If a cluster overlaps with different features, count it for each of them. In the output, for each of the given features the total number of clusters that overlap with this type and the fraction are reported. Due to the counting scheme described above, the reported fractions do not sum up to 1. There are two scenarios why a cluster is assigned to multiple features:
- the cluster might overlap an intron-exon border of a transcript (i.e. it overlaps the boundary between two features)
- the cluster might be located in a region that is annotated as terminal exon for one transcript but as intron for another transcript (i.e. the annotation for a certain region is unambiguous).
In both cases, it makes sense to count the cluster for both features. Hence the fraction per feature in the output report can be read as: from all clusters, the given fraction x overlaps with the feature y.
shell command:
gtf="resources/Homo_sapiens.GRCh38.87.gtf"
utr_name="three_prime_utr"
python scripts/rs-clusters-to-feature-annotation.py \
--verbose \
--gtf ${gtf} \
--utr_name ${utr_name} \
--bed clusters.merged.bed \
> counts/annotation_overlap/clusters.summary.tsv
*temp: indicates temporary files that are deleted as soon as the pipeline was run successfully.
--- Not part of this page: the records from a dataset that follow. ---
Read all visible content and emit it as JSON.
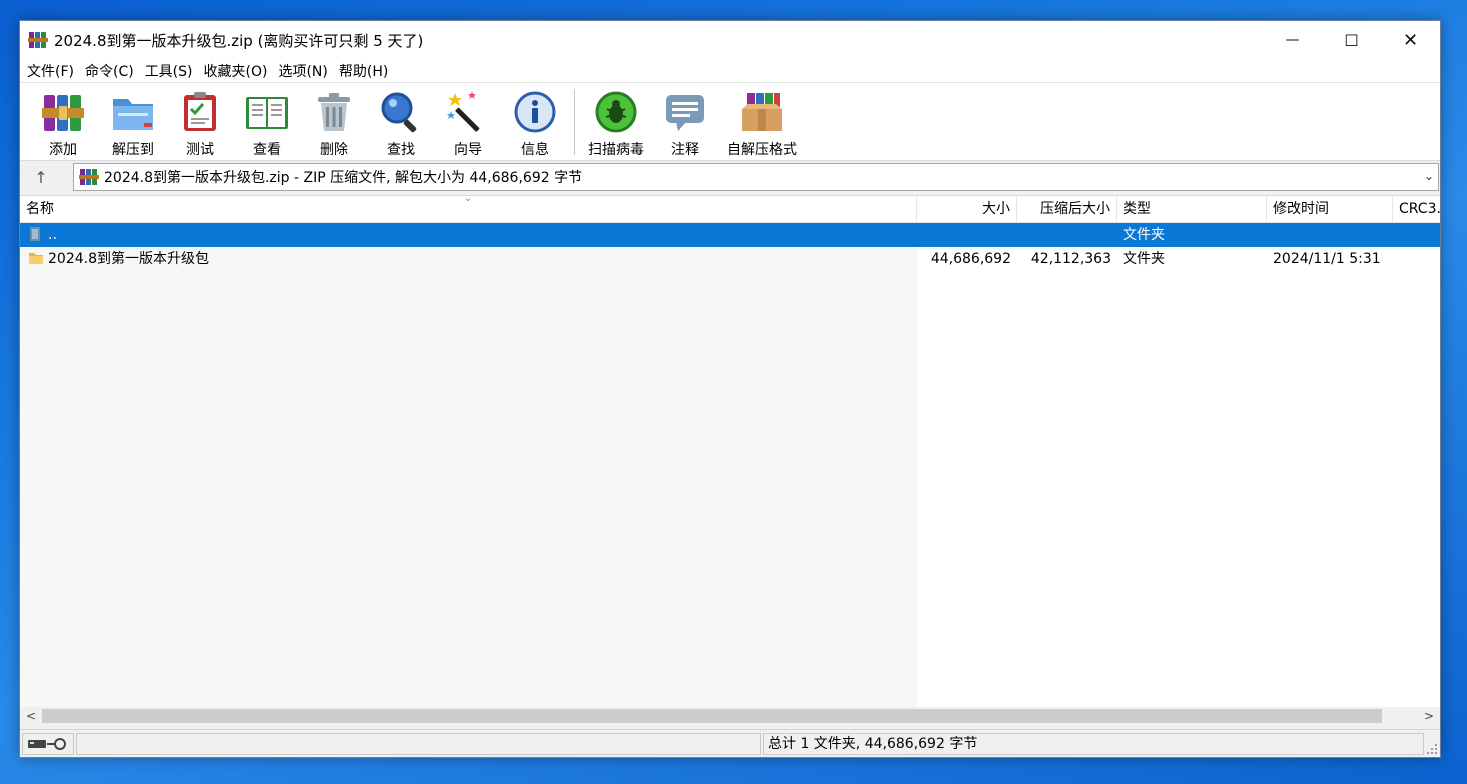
{
  "window": {
    "title": "2024.8到第一版本升级包.zip (离购买许可只剩 5 天了)",
    "controls": {
      "minimize": "—",
      "maximize": "☐",
      "close": "✕"
    }
  },
  "menu": [
    {
      "label": "文件(F)"
    },
    {
      "label": "命令(C)"
    },
    {
      "label": "工具(S)"
    },
    {
      "label": "收藏夹(O)"
    },
    {
      "label": "选项(N)"
    },
    {
      "label": "帮助(H)"
    }
  ],
  "toolbar": [
    {
      "label": "添加",
      "icon": "add-archive-icon"
    },
    {
      "label": "解压到",
      "icon": "extract-folder-icon"
    },
    {
      "label": "测试",
      "icon": "test-clipboard-icon"
    },
    {
      "label": "查看",
      "icon": "view-book-icon"
    },
    {
      "label": "删除",
      "icon": "delete-trash-icon"
    },
    {
      "label": "查找",
      "icon": "find-magnifier-icon"
    },
    {
      "label": "向导",
      "icon": "wizard-wand-icon"
    },
    {
      "label": "信息",
      "icon": "info-icon"
    },
    {
      "label": "扫描病毒",
      "icon": "virus-scan-icon"
    },
    {
      "label": "注释",
      "icon": "comment-icon"
    },
    {
      "label": "自解压格式",
      "icon": "sfx-box-icon"
    }
  ],
  "address": {
    "up_icon": "↑",
    "text": "2024.8到第一版本升级包.zip - ZIP 压缩文件, 解包大小为 44,686,692 字节",
    "dropdown": "⌄"
  },
  "columns": {
    "name": "名称",
    "size": "大小",
    "packed": "压缩后大小",
    "type": "类型",
    "modified": "修改时间",
    "crc": "CRC3..."
  },
  "rows": [
    {
      "name": "..",
      "size": "",
      "packed": "",
      "type": "文件夹",
      "modified": "",
      "selected": true
    },
    {
      "name": "2024.8到第一版本升级包",
      "size": "44,686,692",
      "packed": "42,112,363",
      "type": "文件夹",
      "modified": "2024/11/1 5:31",
      "selected": false
    }
  ],
  "scrollbar": {
    "left": "<",
    "right": ">"
  },
  "status": {
    "summary": "总计 1 文件夹, 44,686,692 字节"
  },
  "colors": {
    "selection": "#0a78d6",
    "desktop": "#1a7be0"
  }
}
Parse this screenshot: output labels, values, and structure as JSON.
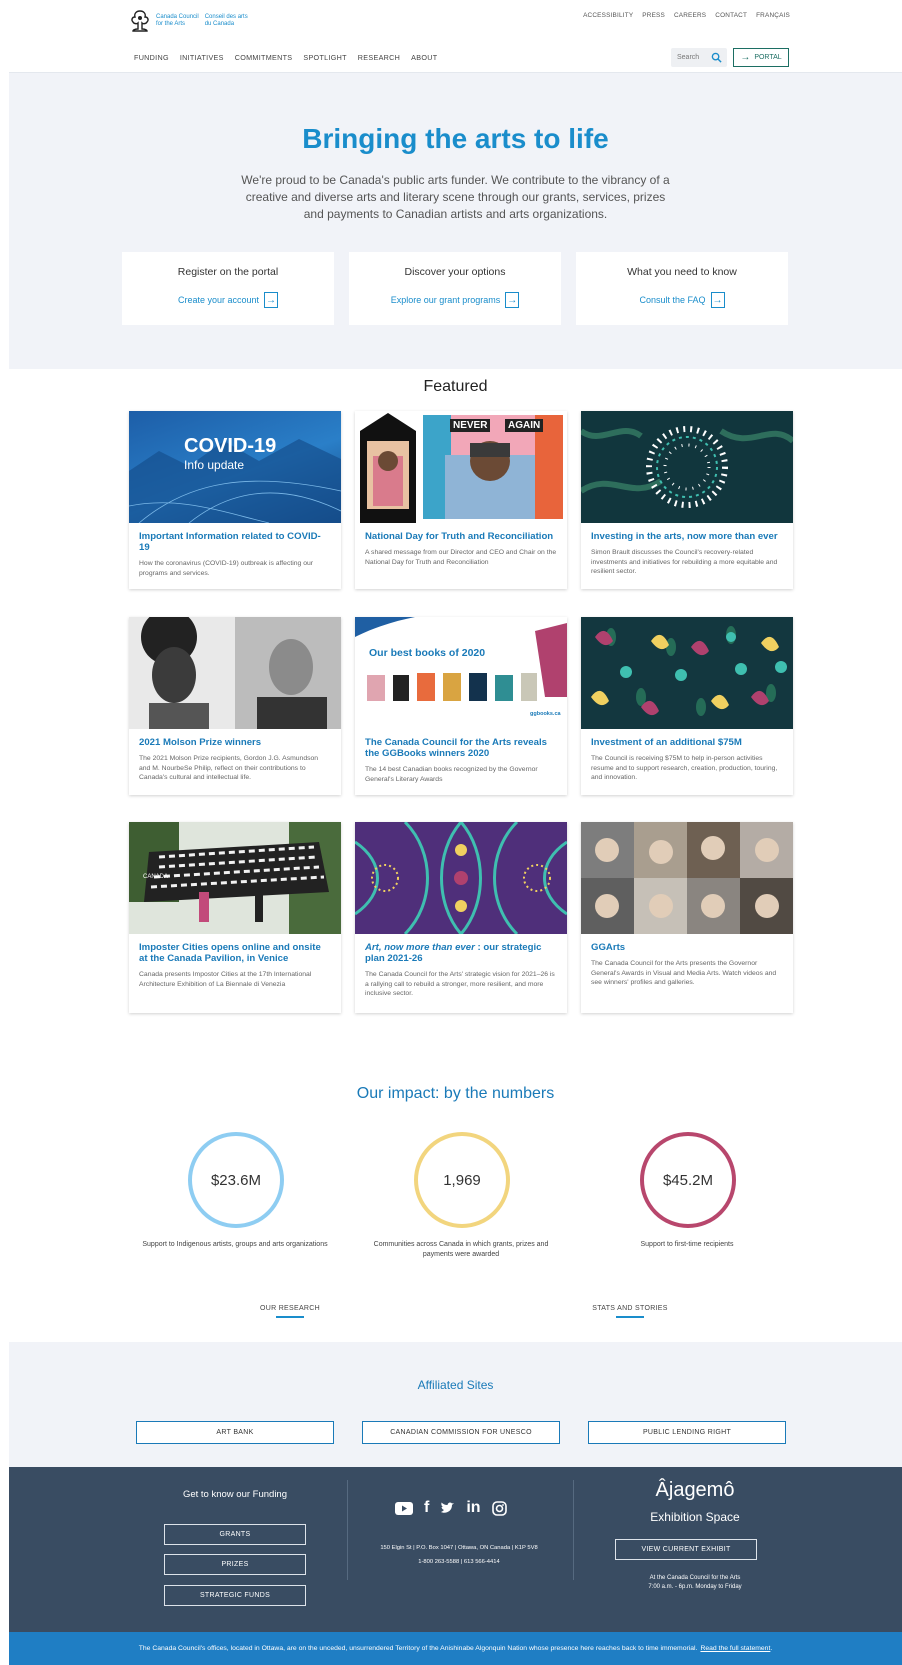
{
  "header": {
    "logo_en": [
      "Canada Council",
      "for the Arts"
    ],
    "logo_fr": [
      "Conseil des arts",
      "du Canada"
    ],
    "utility": [
      "ACCESSIBILITY",
      "PRESS",
      "CAREERS",
      "CONTACT",
      "FRANÇAIS"
    ],
    "nav": [
      "FUNDING",
      "INITIATIVES",
      "COMMITMENTS",
      "SPOTLIGHT",
      "RESEARCH",
      "ABOUT"
    ],
    "search_placeholder": "Search",
    "portal_label": "PORTAL"
  },
  "hero": {
    "title": "Bringing the arts to life",
    "subtitle": "We're proud to be Canada's public arts funder. We contribute to the vibrancy of a creative and diverse arts and literary scene through our grants, services, prizes and payments to Canadian artists and arts organizations.",
    "ctas": [
      {
        "heading": "Register on the portal",
        "link": "Create your account"
      },
      {
        "heading": "Discover your options",
        "link": "Explore our grant programs"
      },
      {
        "heading": "What you need to know",
        "link": "Consult the FAQ"
      }
    ]
  },
  "featured": {
    "title": "Featured",
    "cards": [
      {
        "title": "Important Information related to COVID-19",
        "desc": "How the coronavirus (COVID-19) outbreak is affecting our programs and services.",
        "img_text": "COVID-19",
        "img_sub": "Info update"
      },
      {
        "title": "National Day for Truth and Reconciliation",
        "desc": "A shared message from our Director and CEO and Chair on the National Day for Truth and Reconciliation",
        "img_text": "NEVER",
        "img_sub": "AGAIN"
      },
      {
        "title": "Investing in the arts, now more than ever",
        "desc": "Simon Brault discusses the Council's recovery-related investments and initiatives for rebuilding a more equitable and resilient sector."
      },
      {
        "title": "2021 Molson Prize winners",
        "desc": "The 2021 Molson Prize recipients, Gordon J.G. Asmundson and M. NourbeSe Philip, reflect on their contributions to Canada's cultural and intellectual life."
      },
      {
        "title": "The Canada Council for the Arts reveals the GGBooks winners 2020",
        "desc": "The 14 best Canadian books recognized by the Governor General's Literary Awards",
        "img_text": "Our best books of 2020",
        "img_sub": "ggbooks.ca"
      },
      {
        "title": "Investment of an additional $75M",
        "desc": "The Council is receiving $75M to help in-person activities resume and to support research, creation, production, touring, and innovation."
      },
      {
        "title": "Imposter Cities opens online and onsite at the Canada Pavilion, in Venice",
        "desc": "Canada presents Impostor Cities at the 17th International Architecture Exhibition of La Biennale di Venezia",
        "img_text": "CANADA"
      },
      {
        "title_em": "Art, now more than ever",
        "title_rest": " : our strategic plan 2021-26",
        "desc": "The Canada Council for the Arts' strategic vision for 2021–26 is a rallying call to rebuild a stronger, more resilient, and more inclusive sector."
      },
      {
        "title": "GGArts",
        "desc": "The Canada Council for the Arts presents the Governor General's Awards in Visual and Media Arts. Watch videos and see winners' profiles and galleries."
      }
    ]
  },
  "impact": {
    "title": "Our impact: by the numbers",
    "stats": [
      {
        "value": "$23.6M",
        "caption": "Support to Indigenous artists, groups and arts organizations",
        "color": "#8ecdf2"
      },
      {
        "value": "1,969",
        "caption": "Communities across Canada in which grants, prizes and payments were awarded",
        "color": "#f2d57e"
      },
      {
        "value": "$45.2M",
        "caption": "Support to first-time recipients",
        "color": "#b8476d"
      }
    ],
    "links": [
      "OUR RESEARCH",
      "STATS AND STORIES"
    ]
  },
  "affiliated": {
    "title": "Affiliated Sites",
    "sites": [
      "ART BANK",
      "CANADIAN COMMISSION FOR UNESCO",
      "PUBLIC LENDING RIGHT"
    ]
  },
  "footer": {
    "funding_title": "Get to know our Funding",
    "funding_buttons": [
      "GRANTS",
      "PRIZES",
      "STRATEGIC FUNDS"
    ],
    "social": [
      "youtube-icon",
      "facebook-icon",
      "twitter-icon",
      "linkedin-icon",
      "instagram-icon"
    ],
    "address_line1": "150 Elgin St | P.O. Box 1047 | Ottawa, ON Canada | K1P 5V8",
    "address_line2": "1-800 263-5588 | 613 566-4414",
    "brand_name": "Âjagemô",
    "brand_sub": "Exhibition Space",
    "exhibit_button": "VIEW CURRENT EXHIBIT",
    "hours_line1": "At the Canada Council for the Arts",
    "hours_line2": "7:00 a.m. - 6p.m. Monday to Friday"
  },
  "land_ack": {
    "text": "The Canada Council's offices, located in Ottawa, are on the unceded, unsurrendered Territory of the Anishinabe Algonquin Nation whose presence here reaches back to time immemorial.",
    "link": "Read the full statement"
  }
}
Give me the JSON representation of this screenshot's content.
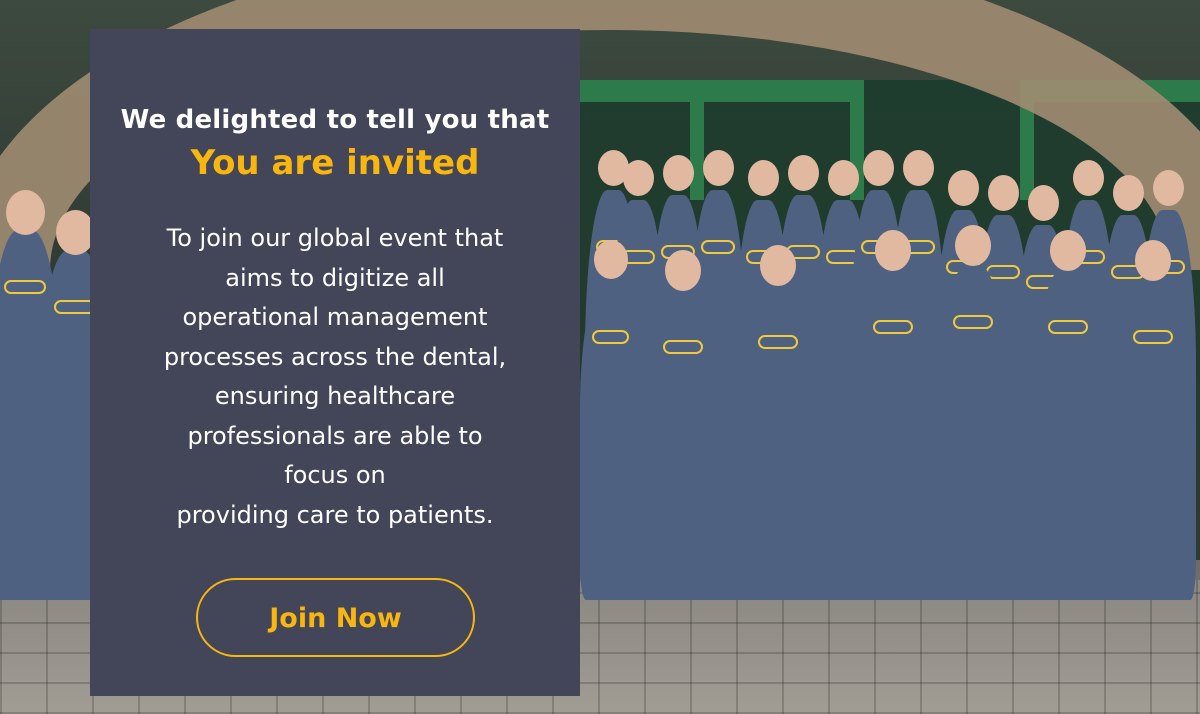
{
  "invite_card": {
    "intro_text": "We delighted to tell you that",
    "title": "You are invited",
    "body_lines": [
      "To join our global event that",
      "aims to digitize all",
      "operational management",
      "processes across the dental,",
      "ensuring healthcare",
      "professionals are able to",
      "focus on",
      "providing care to patients."
    ],
    "cta_label": "Join Now"
  },
  "colors": {
    "card_background": "#434558",
    "accent": "#f8b60f",
    "text": "#ffffff",
    "shirt": "#4f6181",
    "door_frame": "#2d7a4b"
  }
}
So, under normal conditions you will never find these files in your results directory.
*local: these steps are executed on the local machine, even when the pipeline is run in cluster mode
** The description given in this README hardly describes the case of potential internal priming events due to priming to A-rich regions around the poly(A) signal. Please refer to the accompanying publication to get more details for this case.